Sens. John Blake, D-Lackawanna County, and John Rafferty, R-Montgomery County, voiced concerns about the health of the lottery funds.

Blake pointed out that more than $500 million from the lottery fund was used this fiscal year to pay for long-term care, home and community services, and medical assistance transportation services, which historically were paid for by the state Department of Human Services out of the state's general fund budget.

"I feel that there's been a lot of raiding that fund," Blake said.

Acting Revenue Secretary Eileen McNulty said using lottery funds to pay for an increasing amount of programs formerly paid for out of the state budget is impacting the health of the lottery fund.

Acting Revenue Secretary Eileen McNulty replied, "I think you put your finger on what the significant issue with the fund itself is, and that is a 52 percent increase in expenditures in the Department of Human Services area between 2013-14 and 2014-15. I don't know what we could do in terms of the lottery program that would generate a 52 percent increase in revenue to cover that kind of increase in cost."

McNulty pointed out that Gov. Tom Wolf's budget proposes to reduce the reliance on lottery funds by removing $82 million of the cost of those services and putting them back in the human services department budget.

"We need to have a conversation with the General Assembly about where we want to go with this, whether we want to continue to put more expenditures in the lottery fund," she said.

If so, she said, some law changes will be needed to allow the lottery to expand gaming into new areas. One of them could be keno. Another would be allowing lottery tickets to be sold in state liquor stores.

"We hope to work with the General Assembly to introduce lottery sales in state stores, which is a significant opportunity for us, as well as other initiatives, which will result in people being able to have more access to our product in the existing stores that we have," Svitko said.

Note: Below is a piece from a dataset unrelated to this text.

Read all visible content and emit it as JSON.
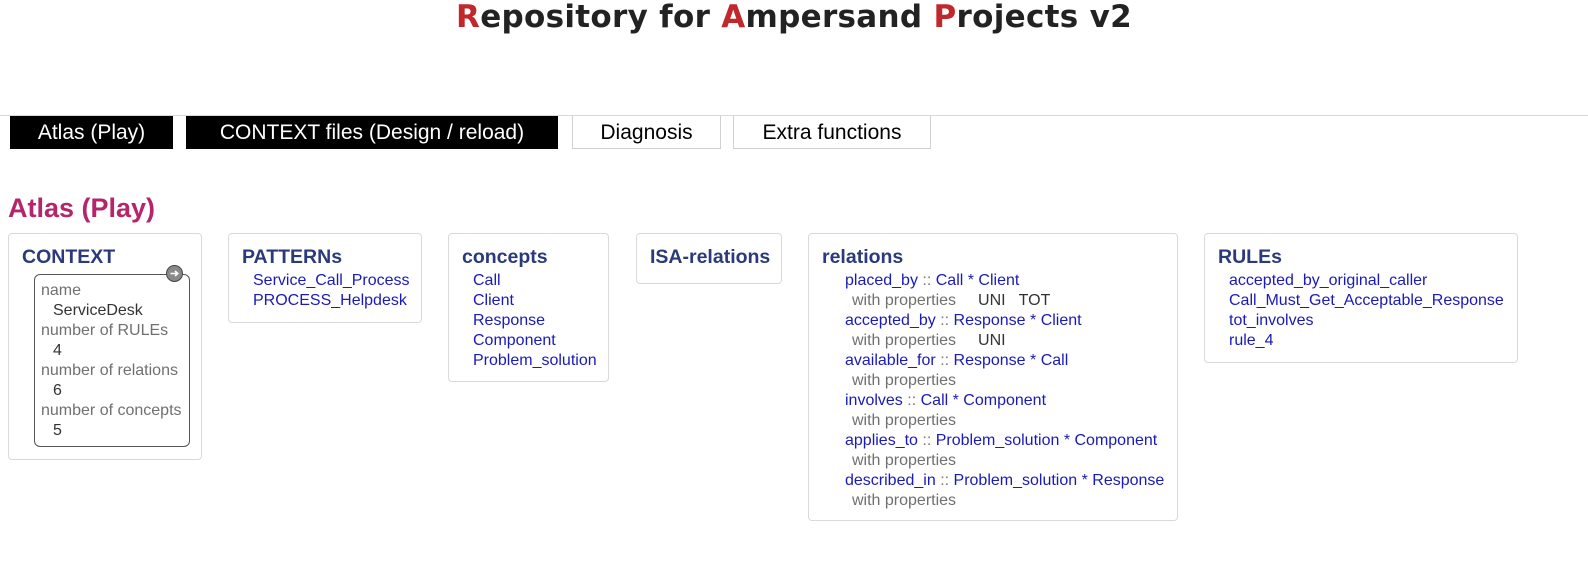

He noted that instant tickets are mostly impulse purchases so increasing access to them has proven throughout the 44-year-old lottery's history to be the biggest factor in boosting ticket sales.

Additionally, Svitko told senators that the lottery is working with big-box retailers to bring them on as lottery ticket vendors as well as in-lane ticket sales at grocery store checkouts, which currently is used by Canadian lotteries.

The agency also is exploring "play at the pump" ticket sales at gas stations that is currently being tested in California, North Carolina, Missouri and Minnesota, said revenue department spokeswoman Elizabeth Brassell.

"We have to continue to evolve our business," Svitko said. "We have a number of plans in place next year involving the way we sell our product and increasing our points of distribution."